I will say this, however: side to side, this defense is pretty good. They are fast. The problem is that they aren't physical enough to stop runs through the line, or get any kind of worthwhile pass rush.

What we thought we knew:

We thought Adam Weber would be more comfortable, and therefore more productive, in Jeff Horton's simplifed offensive scheme.

What we found out:

Adam Weber is not being asked to carry the load in this offense. Instead, his job is to manage the game, put the ball up to keep things balanced, and to sell the play-action pass. I don't know how anyone could say that Weber isn't doing his job. I said it on the podcast last week and I'll say it again, this offense is not built to compete in shootouts. The offense is built to score touchdowns on long, double-digit play, time-consuming drives behind one of the biggest offensive lines in the country.

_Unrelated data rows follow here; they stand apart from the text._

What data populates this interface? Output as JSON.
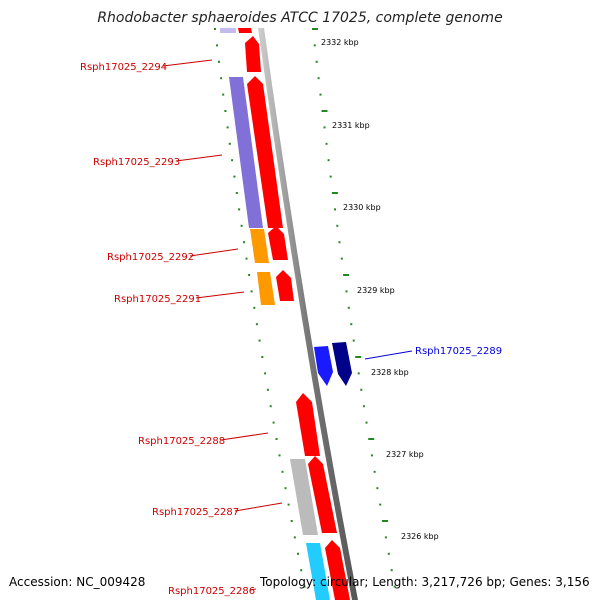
{
  "title": "Rhodobacter sphaeroides ATCC 17025, complete genome",
  "footer": {
    "accession": "Accession: NC_009428",
    "topology": "Topology: circular; Length: 3,217,726 bp; Genes: 3,156"
  },
  "colors": {
    "backbone": "#888888",
    "tick_dots": "#228822",
    "forward_gene": "#ff0000",
    "label_red": "#cc0000",
    "label_blue": "#0000dd"
  },
  "ticks": [
    {
      "label": "2332 kbp"
    },
    {
      "label": "2331 kbp"
    },
    {
      "label": "2330 kbp"
    },
    {
      "label": "2329 kbp"
    },
    {
      "label": "2328 kbp"
    },
    {
      "label": "2327 kbp"
    },
    {
      "label": "2326 kbp"
    }
  ],
  "gene_labels": [
    {
      "text": "Rsph17025_2294",
      "color": "red"
    },
    {
      "text": "Rsph17025_2293",
      "color": "red"
    },
    {
      "text": "Rsph17025_2292",
      "color": "red"
    },
    {
      "text": "Rsph17025_2291",
      "color": "red"
    },
    {
      "text": "Rsph17025_2289",
      "color": "blue"
    },
    {
      "text": "Rsph17025_2288",
      "color": "red"
    },
    {
      "text": "Rsph17025_2287",
      "color": "red"
    },
    {
      "text": "Rsph17025_2286",
      "color": "red"
    }
  ],
  "features": [
    {
      "name": "feature-top-purple",
      "color": "#8877dd"
    },
    {
      "name": "feature-top-red",
      "color": "#ff0000"
    },
    {
      "name": "gene-2294-arrow",
      "color": "#ff0000"
    },
    {
      "name": "gene-2293-purple-bar",
      "color": "#8070d8"
    },
    {
      "name": "gene-2293-arrow",
      "color": "#ff0000"
    },
    {
      "name": "gene-2292-orange-bar",
      "color": "#ff9900"
    },
    {
      "name": "gene-2292-arrow",
      "color": "#ff0000"
    },
    {
      "name": "gene-2291-orange-bar",
      "color": "#ff9900"
    },
    {
      "name": "gene-2291-arrow",
      "color": "#ff0000"
    },
    {
      "name": "gene-2289-blue-arrow",
      "color": "#1a1aff"
    },
    {
      "name": "gene-2289-navy-arrow",
      "color": "#000088"
    },
    {
      "name": "gene-2288-arrow",
      "color": "#ff0000"
    },
    {
      "name": "gene-2287-gray-bar",
      "color": "#bbbbbb"
    },
    {
      "name": "gene-2287-arrow",
      "color": "#ff0000"
    },
    {
      "name": "gene-2286-cyan-bar",
      "color": "#22ccff"
    },
    {
      "name": "gene-2286-arrow",
      "color": "#ff0000"
    }
  ]
}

When Adam Weber is put into a situation where the offense is dependent on his arm, the Gophers will not be successful... just like the final drive of the game against NWestern.

What we thought we knew:

We thought Duane Bennett would be back at full speed and be a much more complete back after a difficult 2009 in which he was still slowed by 2008's knee injury.

What we found out:

Here's what I said after the week 1 win over MSTU:

Sweet sassy-molassy Duane Bennett is BACK!!! Remember how excited we were about this guy in '08 before his injury in the Bowling Green game? Take that amount of excitement and multiply it by 5. Bennett looks quick, fast, shifty, confident, sure footed, and, maybe best of all, violent. The young man just refused to go down all night long. He was fighting for every inch that he possibly could. Now that he has his full capacities Bennett appears to be ready to take over the "feature back" duties and run over, around, and through defenders on his way to doing so.

Bennett is still running violently, and he still refuses to go down, but he doesn't appear to have his trademark speed and shiftiness. I'm not sure what it is, but he just appears to be slowed down. Perhaps the injury is still bothering him. Thankfully Eskridge was able to pick up the slack against a porous NWestern rush defense.

What we thought we knew:

We thought the Gophers had the size, talent and home field advantage to maybe finally put away an opponent, any opponent, under Tim Brewster's watch.

What we found out:

This was GN's tweet from the game on Saturday:

All year Brewster has preached FINISHING. Here is their opportunity.#Gophers up 21-20 as the 4th quarter starts

Well, we know how that turned out. I was extremely disappointed in the two-minute drill. I thought the play calling was poor, I thought there was too many times where Weber was looking to the sideline to get the play, and I thought it looked like the offense was just confused. My opinion: if the mantra of the team is to finish, the coaches didn't do their jobs either.